Tehrapiegruppe – Zu Krank für Punk

(Kitchen Leg Records)

Made from Casio beeps and beats, kazoos, singing saws and glockenspiels, Berlin/Kassel based trio Tehrapiegruppe describe the songs on second album Zu Krank für Punk as inspired by the self-healing power of music, and that positivity bounds through their high energy take on experimental pop. All the songs are sung in German, and deal with topics such as cordless drills and coping with illness. I can’t speak any German, but thankfully their playful sentiment transcends the language barrier. From the campfire sing along of ‘Kitsch’ to the charged keyboard anthem ‘Morbus Scheißen (Zu Krank für Punk)’, a sweet, almost folky melodicism, underpins every chorus, wailing saw and Casio squelch. The sense of everyone being invited to the strange party that makes pop music so special ebbs through these tracks, meaning Zu Krank für Punk might just be the hyperactive German anti-folk tape you need to get you through the next few months.
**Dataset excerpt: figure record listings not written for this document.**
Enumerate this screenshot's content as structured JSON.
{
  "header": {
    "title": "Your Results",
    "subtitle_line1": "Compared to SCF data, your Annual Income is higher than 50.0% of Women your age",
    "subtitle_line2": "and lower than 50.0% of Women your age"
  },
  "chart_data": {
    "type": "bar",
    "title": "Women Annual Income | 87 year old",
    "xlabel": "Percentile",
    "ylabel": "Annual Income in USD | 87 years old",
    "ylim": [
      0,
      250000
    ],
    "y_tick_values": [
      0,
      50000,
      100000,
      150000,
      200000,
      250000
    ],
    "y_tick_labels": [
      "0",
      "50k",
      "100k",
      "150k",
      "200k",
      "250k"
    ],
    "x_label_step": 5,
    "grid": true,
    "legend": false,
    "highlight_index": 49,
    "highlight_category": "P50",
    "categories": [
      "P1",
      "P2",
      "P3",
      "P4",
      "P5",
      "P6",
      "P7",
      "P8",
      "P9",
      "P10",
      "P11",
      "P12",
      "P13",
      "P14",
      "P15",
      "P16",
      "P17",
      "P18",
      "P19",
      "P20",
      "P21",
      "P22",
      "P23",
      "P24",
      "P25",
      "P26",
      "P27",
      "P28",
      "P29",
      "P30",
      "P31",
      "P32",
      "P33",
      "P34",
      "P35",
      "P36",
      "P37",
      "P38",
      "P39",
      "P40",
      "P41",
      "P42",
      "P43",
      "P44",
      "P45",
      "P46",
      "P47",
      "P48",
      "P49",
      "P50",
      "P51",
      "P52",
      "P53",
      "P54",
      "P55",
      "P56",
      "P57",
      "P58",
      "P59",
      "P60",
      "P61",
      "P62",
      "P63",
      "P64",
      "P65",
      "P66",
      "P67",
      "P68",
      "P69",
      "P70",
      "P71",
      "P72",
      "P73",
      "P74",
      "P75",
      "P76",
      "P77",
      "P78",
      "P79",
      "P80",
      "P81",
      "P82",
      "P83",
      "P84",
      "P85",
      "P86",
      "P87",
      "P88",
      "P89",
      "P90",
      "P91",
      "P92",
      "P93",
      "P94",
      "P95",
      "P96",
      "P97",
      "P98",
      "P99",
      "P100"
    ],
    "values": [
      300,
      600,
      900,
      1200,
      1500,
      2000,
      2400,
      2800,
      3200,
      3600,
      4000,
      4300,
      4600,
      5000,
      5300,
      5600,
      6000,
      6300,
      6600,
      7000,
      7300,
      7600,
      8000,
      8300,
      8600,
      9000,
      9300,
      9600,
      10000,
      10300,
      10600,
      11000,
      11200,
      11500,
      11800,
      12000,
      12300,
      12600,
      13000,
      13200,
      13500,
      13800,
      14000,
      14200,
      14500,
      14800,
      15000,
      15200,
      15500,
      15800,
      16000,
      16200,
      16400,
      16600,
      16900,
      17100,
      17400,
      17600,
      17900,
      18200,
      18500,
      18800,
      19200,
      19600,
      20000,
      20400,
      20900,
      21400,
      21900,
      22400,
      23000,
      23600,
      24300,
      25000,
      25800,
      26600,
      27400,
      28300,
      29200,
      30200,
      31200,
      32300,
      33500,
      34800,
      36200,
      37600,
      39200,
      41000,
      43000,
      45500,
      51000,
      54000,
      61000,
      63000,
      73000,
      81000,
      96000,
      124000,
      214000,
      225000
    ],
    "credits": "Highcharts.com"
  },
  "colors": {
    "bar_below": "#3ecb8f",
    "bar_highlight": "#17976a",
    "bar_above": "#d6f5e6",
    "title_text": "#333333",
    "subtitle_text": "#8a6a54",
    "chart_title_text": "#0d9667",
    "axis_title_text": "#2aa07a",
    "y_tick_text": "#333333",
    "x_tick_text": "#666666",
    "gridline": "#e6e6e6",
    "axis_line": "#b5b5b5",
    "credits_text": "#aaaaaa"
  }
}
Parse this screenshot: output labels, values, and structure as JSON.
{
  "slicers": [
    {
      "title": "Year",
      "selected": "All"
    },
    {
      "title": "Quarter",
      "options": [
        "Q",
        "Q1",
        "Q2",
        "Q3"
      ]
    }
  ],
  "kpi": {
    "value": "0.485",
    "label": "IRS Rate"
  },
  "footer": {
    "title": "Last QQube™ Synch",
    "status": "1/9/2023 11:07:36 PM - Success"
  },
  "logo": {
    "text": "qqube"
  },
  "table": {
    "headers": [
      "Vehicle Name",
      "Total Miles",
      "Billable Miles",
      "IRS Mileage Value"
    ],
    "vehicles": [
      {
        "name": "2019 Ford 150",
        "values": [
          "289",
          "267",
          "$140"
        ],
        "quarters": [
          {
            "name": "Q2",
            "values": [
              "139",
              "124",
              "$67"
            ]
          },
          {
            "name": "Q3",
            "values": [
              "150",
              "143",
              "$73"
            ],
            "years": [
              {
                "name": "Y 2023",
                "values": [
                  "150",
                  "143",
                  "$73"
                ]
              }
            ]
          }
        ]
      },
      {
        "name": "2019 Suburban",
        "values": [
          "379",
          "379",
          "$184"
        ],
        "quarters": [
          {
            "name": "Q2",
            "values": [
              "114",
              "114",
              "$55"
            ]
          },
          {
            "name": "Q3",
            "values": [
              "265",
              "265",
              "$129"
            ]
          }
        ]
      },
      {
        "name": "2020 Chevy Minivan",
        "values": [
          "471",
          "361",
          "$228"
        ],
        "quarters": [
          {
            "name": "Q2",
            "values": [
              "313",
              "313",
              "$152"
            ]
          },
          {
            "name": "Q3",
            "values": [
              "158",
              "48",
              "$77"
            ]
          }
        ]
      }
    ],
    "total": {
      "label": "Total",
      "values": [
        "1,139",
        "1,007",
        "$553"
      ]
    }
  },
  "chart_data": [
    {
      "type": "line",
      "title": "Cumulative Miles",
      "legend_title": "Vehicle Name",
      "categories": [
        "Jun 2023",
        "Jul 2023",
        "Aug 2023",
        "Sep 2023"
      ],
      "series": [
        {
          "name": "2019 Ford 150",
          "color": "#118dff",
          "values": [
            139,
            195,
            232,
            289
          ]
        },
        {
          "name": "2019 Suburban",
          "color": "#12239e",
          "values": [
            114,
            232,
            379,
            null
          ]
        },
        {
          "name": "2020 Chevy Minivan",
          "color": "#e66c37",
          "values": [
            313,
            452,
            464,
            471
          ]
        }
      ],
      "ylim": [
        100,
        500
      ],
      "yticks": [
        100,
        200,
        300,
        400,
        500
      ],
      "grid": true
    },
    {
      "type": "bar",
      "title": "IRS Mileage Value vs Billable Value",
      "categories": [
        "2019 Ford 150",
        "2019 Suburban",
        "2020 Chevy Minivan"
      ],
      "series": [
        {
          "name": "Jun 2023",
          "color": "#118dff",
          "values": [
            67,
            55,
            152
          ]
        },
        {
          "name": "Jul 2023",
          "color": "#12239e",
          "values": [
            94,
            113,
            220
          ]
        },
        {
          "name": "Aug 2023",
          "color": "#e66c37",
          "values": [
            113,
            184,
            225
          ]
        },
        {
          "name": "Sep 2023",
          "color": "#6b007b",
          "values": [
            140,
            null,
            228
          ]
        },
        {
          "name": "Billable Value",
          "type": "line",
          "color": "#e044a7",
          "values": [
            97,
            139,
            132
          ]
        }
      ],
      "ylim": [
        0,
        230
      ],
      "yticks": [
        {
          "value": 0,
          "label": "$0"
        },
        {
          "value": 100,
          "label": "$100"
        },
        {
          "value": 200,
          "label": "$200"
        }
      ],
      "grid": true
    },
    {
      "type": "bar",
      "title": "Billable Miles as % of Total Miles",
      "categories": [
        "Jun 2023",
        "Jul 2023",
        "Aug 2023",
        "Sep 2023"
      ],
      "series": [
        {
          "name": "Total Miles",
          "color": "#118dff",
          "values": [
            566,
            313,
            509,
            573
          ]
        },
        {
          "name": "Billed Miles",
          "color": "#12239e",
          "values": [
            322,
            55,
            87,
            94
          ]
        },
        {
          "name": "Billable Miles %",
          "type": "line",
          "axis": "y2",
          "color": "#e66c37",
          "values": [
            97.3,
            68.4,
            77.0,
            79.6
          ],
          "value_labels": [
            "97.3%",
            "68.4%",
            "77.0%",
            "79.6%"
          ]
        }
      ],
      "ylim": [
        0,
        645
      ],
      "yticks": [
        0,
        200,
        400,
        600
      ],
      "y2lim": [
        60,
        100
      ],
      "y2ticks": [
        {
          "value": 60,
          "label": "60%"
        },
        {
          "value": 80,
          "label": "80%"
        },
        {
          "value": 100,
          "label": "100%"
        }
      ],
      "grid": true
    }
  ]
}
KeepSleep – Tactile Ambient

(No Problema Tapes)

This new release from Chinese composer KeepSleep, aka Maya Makarova, is ambient in the purest, deepest and headiest sense of the word. Eerie synthetic masses dominate the tracks, which could be called drones but comparing them to smoke might be a more accurate description of how they move and shift without losing form. Underneath, slippery clicks, rustles, and occasional muffled voices amass and collapse. The pieces show the artist’s remarkable sensitivity to the microscopics of sound, and the constellations they draw seem to change the way I listen and hear even once the headphones are off and the Walkman’s stopped.

KeepSleep says these tracks represent their “fantasy of what kind of music can be relaxing”, and I think that gets to the heart of what makes Tactile Ambient so vital. It dances so close to falling into ambient cliché, but avoids it. At a time when so many of us might feel like the walls are closing in, KeepSleep flips that anxiety on its head and shows that actually, the whirs, hums and other sonic detritus of the mundane don’t have to be intimidating.